Interesting topic, and difficult project.
You actually have a very large corpus, even if you don't choose to use all of it. One way that some research is done is to just use a selection of results. This can be done using an automated search or a manual search. So you could simply read ALL of the transcripts until you find 10 or 100 or 1000 examples, and then stop. That wouldn't be comprehensive, but it would be randomized in a way so it would still be representative (at least of the section of texts you looked at).
I can't think of any other obvious ways to get examples like this because other searching methods will probably be biased toward either one type of metaphor or one type of reply. (For example you could look for instances of the word "metaphor" for metalinguistic commentary, but that would limit your results and discussion to only instances where the person replying was very direct and even technical in the commentary. Or you could try to find one speaker who used metaphors often and look for examples just from their speech, but that is also not representative, unless that in itself would be interesting if it was some relevant historical figure, for example.)

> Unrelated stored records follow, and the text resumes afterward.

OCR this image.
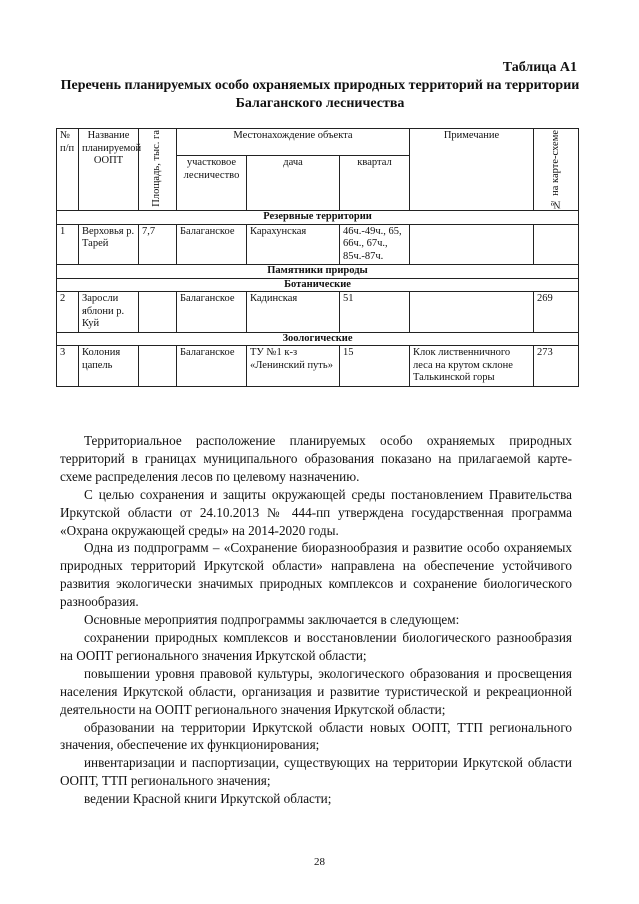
Таблица А1
Перечень планируемых особо охраняемых природных территорий на территории Балаганского лесничества
№ п/п	Название планируемой ООПТ	Площадь, тыс. га	Местонахождение объекта			Примечание	№ на карте-схеме

			участковое лесничество	дача	квартал		
Резервные территории							
1	Верховья р. Тарей	7,7	Балаганское	Карахунская	46ч.-49ч., 65, 66ч., 67ч., 85ч.-87ч.		
Памятники природы							
Ботанические							
2	Заросли яблони р. Куй		Балаганское	Кадинская	51		269
Зоологические							
3	Колония цапель		Балаганское	ТУ №1 к-з «Ленинский путь»	15	Клок лиственничного леса на крутом склоне Талькинской горы	273

Территориальное расположение планируемых особо охраняемых природных территорий в границах муниципального образования показано на прилагаемой карте-схеме распределения лесов по целевому назначению.

С целью сохранения и защиты окружающей среды постановлением Правительства Иркутской области от 24.10.2013 № 444-пп утверждена государственная программа «Охрана окружающей среды» на 2014-2020 годы.

Одна из подпрограмм – «Сохранение биоразнообразия и развитие особо охраняемых природных территорий Иркутской области» направлена на обеспечение устойчивого развития экологически значимых природных комплексов и сохранение биологического разнообразия.

Основные мероприятия подпрограммы заключается в следующем:

сохранении природных комплексов и восстановлении биологического разнообразия на ООПТ регионального значения Иркутской области;

повышении уровня правовой культуры, экологического образования и просвещения населения Иркутской области, организация и развитие туристической и рекреационной деятельности на ООПТ регионального значения Иркутской области;

образовании на территории Иркутской области новых ООПТ, ТТП регионального значения, обеспечение их функционирования;

инвентаризации и паспортизации, существующих на территории Иркутской области ООПТ, ТТП регионального значения;

ведении Красной книги Иркутской области;

28
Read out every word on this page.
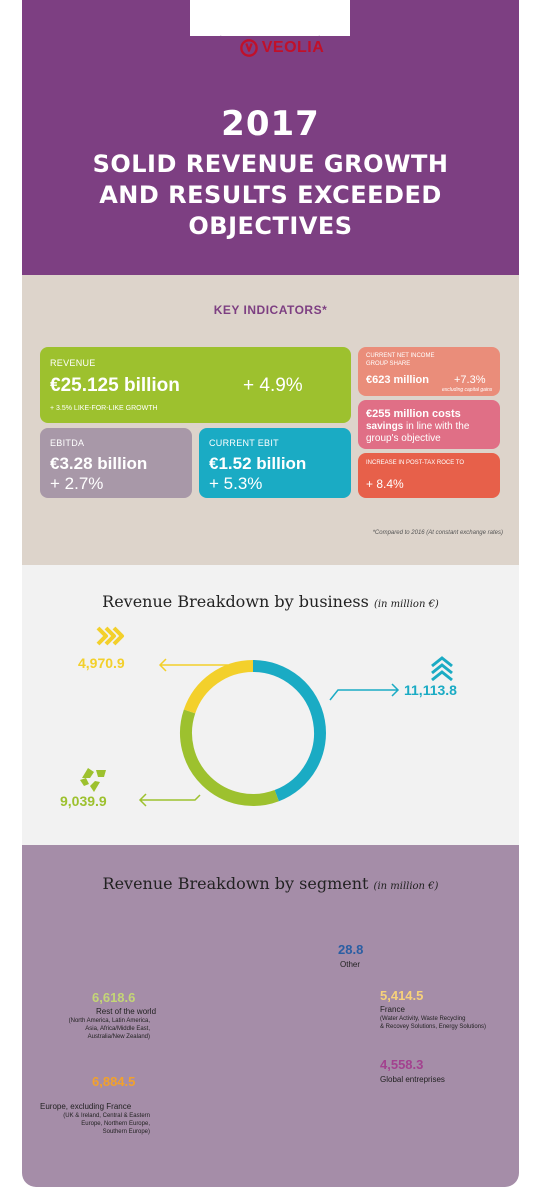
VEOLIA
2017
SOLID REVENUE GROWTH
AND RESULTS EXCEEDED
OBJECTIVES
KEY INDICATORS*
REVENUE
€25.125 billion	+ 4.9%
+ 3.5% LIKE-FOR-LIKE GROWTH
EBITDA
€3.28 billion
+ 2.7%
CURRENT EBIT
€1.52 billion
+ 5.3%
CURRENT NET INCOME
GROUP SHARE
€623 million +7.3%
excluding capital gains
€255 million costs
savings in line with the
group's objective
INCREASE IN POST-TAX ROCE TO
+ 8.4%
*Compared to 2016 (At constant exchange rates)
Revenue Breakdown by business (in million €)
4,970.9
11,113.8
9,039.9
Revenue Breakdown by segment (in million €)
28.8
Other
5,414.5
France
(Water Activity, Waste Recycling
& Recovey Solutions, Energy Solutions)
4,558.3
Global entreprises
6,618.6
Rest of the world
(North America, Latin America,
Asia, Africa/Middle East,
Australia/New Zealand)
6,884.5
Europe, excluding France
(UK & Ireland, Central & Eastern
Europe, Northern Europe,
Southern Europe)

I think there are four reasonable approaches here:
1. Choose a small sample (either a sub-section of the corpus, or better just whatever it takes to reach a certain number of examples). [I have seen published research like this, even for less difficult phenomena to identify like a syntactic construction.]
2. Find any examples and then extrapolate until you find more similar examples. This would be fastest, but it wouldn't be very representative because of what you might miss.

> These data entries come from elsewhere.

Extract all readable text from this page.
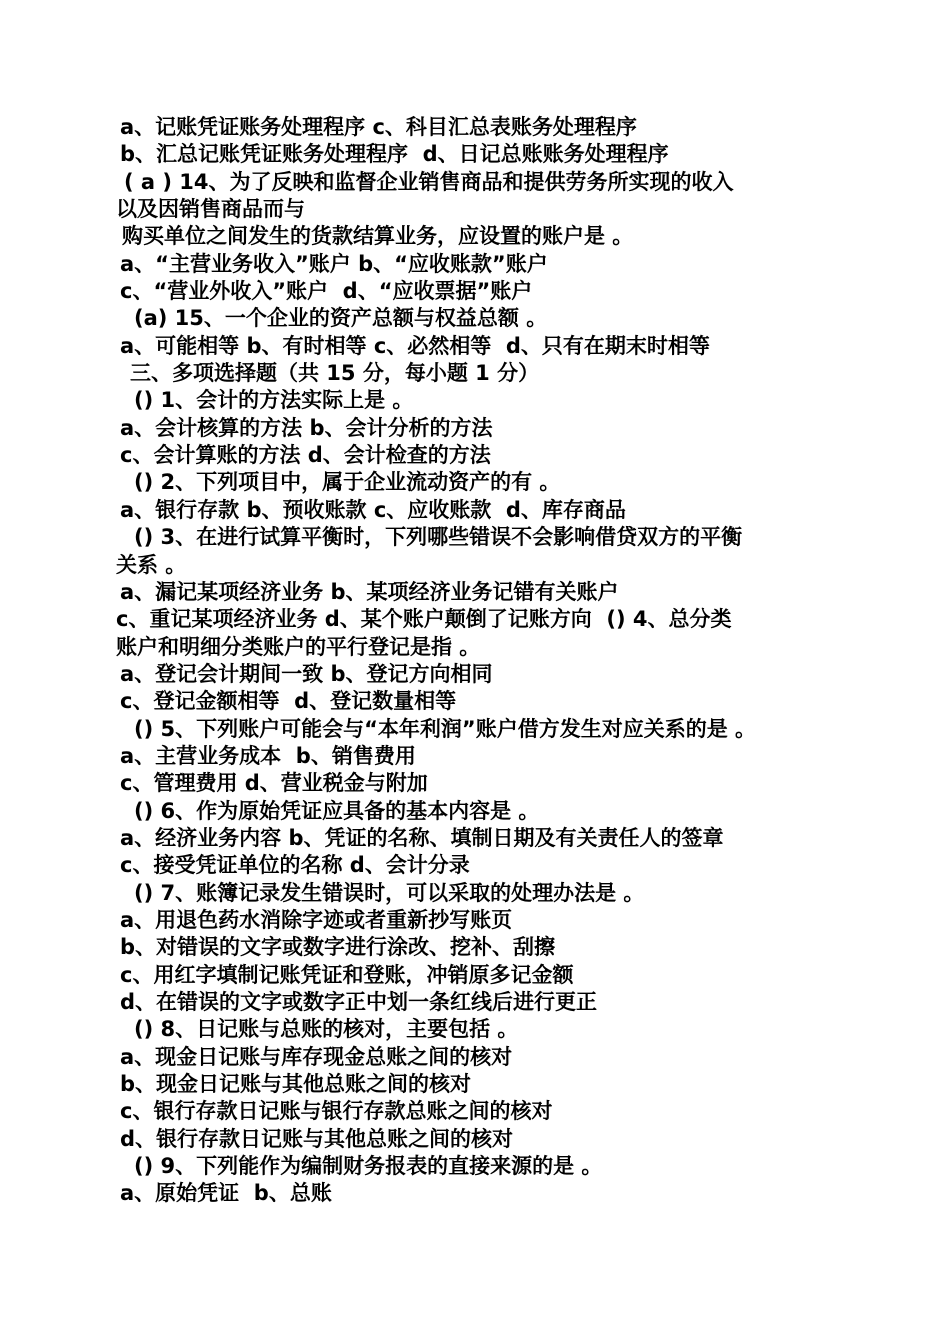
a、记账凭证账务处理程序 c、科目汇总表账务处理程序
b、汇总记账凭证账务处理程序  d、日记总账账务处理程序
( a ) 14、为了反映和监督企业销售商品和提供劳务所实现的收入
以及因销售商品而与
购买单位之间发生的货款结算业务，应设置的账户是 。
a、“主营业务收入”账户 b、“应收账款”账户
c、“营业外收入”账户  d、“应收票据”账户
(a) 15、一个企业的资产总额与权益总额 。
a、可能相等 b、有时相等 c、必然相等  d、只有在期末时相等
三、多项选择题（共 15 分，每小题 1 分）
() 1、会计的方法实际上是 。
a、会计核算的方法 b、会计分析的方法
c、会计算账的方法 d、会计检查的方法
() 2、下列项目中，属于企业流动资产的有 。
a、银行存款 b、预收账款 c、应收账款  d、库存商品
() 3、在进行试算平衡时，下列哪些错误不会影响借贷双方的平衡
关系 。
a、漏记某项经济业务 b、某项经济业务记错有关账户
c、重记某项经济业务 d、某个账户颠倒了记账方向  () 4、总分类
账户和明细分类账户的平行登记是指 。
a、登记会计期间一致 b、登记方向相同
c、登记金额相等  d、登记数量相等
() 5、下列账户可能会与“本年利润”账户借方发生对应关系的是 。
a、主营业务成本  b、销售费用
c、管理费用 d、营业税金与附加
() 6、作为原始凭证应具备的基本内容是 。
a、经济业务内容 b、凭证的名称、填制日期及有关责任人的签章
c、接受凭证单位的名称 d、会计分录
() 7、账簿记录发生错误时，可以采取的处理办法是 。
a、用退色药水消除字迹或者重新抄写账页
b、对错误的文字或数字进行涂改、挖补、刮擦
c、用红字填制记账凭证和登账，冲销原多记金额
d、在错误的文字或数字正中划一条红线后进行更正
() 8、日记账与总账的核对，主要包括 。
a、现金日记账与库存现金总账之间的核对
b、现金日记账与其他总账之间的核对
c、银行存款日记账与银行存款总账之间的核对
d、银行存款日记账与其他总账之间的核对
() 9、下列能作为编制财务报表的直接来源的是 。
a、原始凭证  b、总账
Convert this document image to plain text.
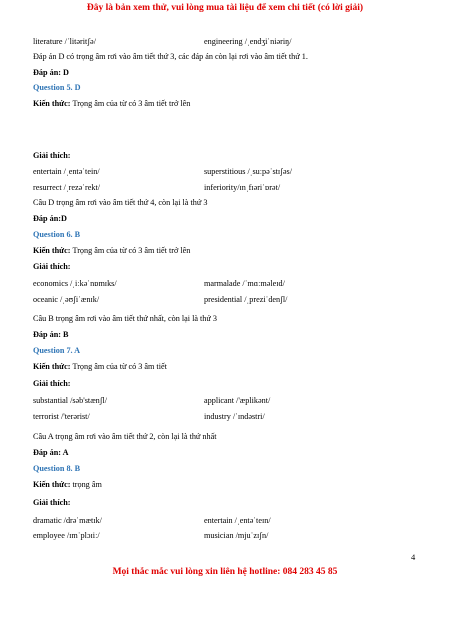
Đây là bản xem thử, vui lòng mua tài liệu để xem chi tiết (có lời giải)
literature /ˈlitəritʃə/	engineering /ˌendʒiˈniəriŋ/
Đáp án D có trọng âm rơi vào âm tiết thứ 3, các đáp án còn lại rơi vào âm tiết thứ 1.
Đáp án: D
Question 5. D
Kiến thức: Trọng âm của từ có 3 âm tiết trở lên
Giải thích:
entertain /ˌentəˈtein/	superstitious /ˌsuːpəˈstɪʃəs/
resurrect /ˌrezəˈrekt/	inferiority/ɪnˌfɪəriˈɒrət/
Câu D trọng âm rơi vào âm tiết thứ 4, còn lại là thứ 3
Đáp án:D
Question 6. B
Kiến thức: Trọng âm của từ có 3 âm tiết trở lên
Giải thích:
economics /ˌiːkəˈnɒmɪks/	marmalade /ˈmɑːməleɪd/
oceanic /ˌəʊʃiˈænɪk/	presidential /ˌpreziˈdenʃl/
Câu B trọng âm rơi vào âm tiết thứ nhất, còn lại là thứ 3
Đáp án: B
Question 7. A
Kiến thức: Trọng âm của từ có 3 âm tiết
Giải thích:
substantial /səb'stænʃl/	applicant /'æplikənt/
terrorist /'terərist/	industry /ˈɪndəstri/
Câu A trọng âm rơi vào âm tiết thứ 2, còn lại là thứ nhất
Đáp án: A
Question 8. B
Kiến thức: trọng âm
Giải thích:
dramatic /drəˈmætɪk/	entertain /ˌentəˈteɪn/
employee /ɪmˈplɔɪiː/	musician /mjuˈzɪʃn/
4
Mọi thắc mắc vui lòng xin liên hệ hotline: 084 283 45 85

3. Spend a LOT of time going through a LOT of data, or get funding to hire research assistants to do the same, etc.
4. Use a shortcut of political commentary or other source that helps you identify metaphors. Maybe there are some existing sources that document some instances. Still, it would be hard for these to be representative.
I'm assuming that (1) will be the best option, unless the others stand out to you as useful.
Note, of course, that genre and context will change the rate of metaphor usage. So you can probably skip over large portions of the corpus that are more procedural or where there is little interaction between speakers, if there is an easy way to identify that. You could attempt to automate a search for passages where there is a medium-sized turn by one speaker followed by a reply from another speaker, within a more flexible part of the proceedings. And from there read each instance to see what comes up. But I don't know how much time that would really save you.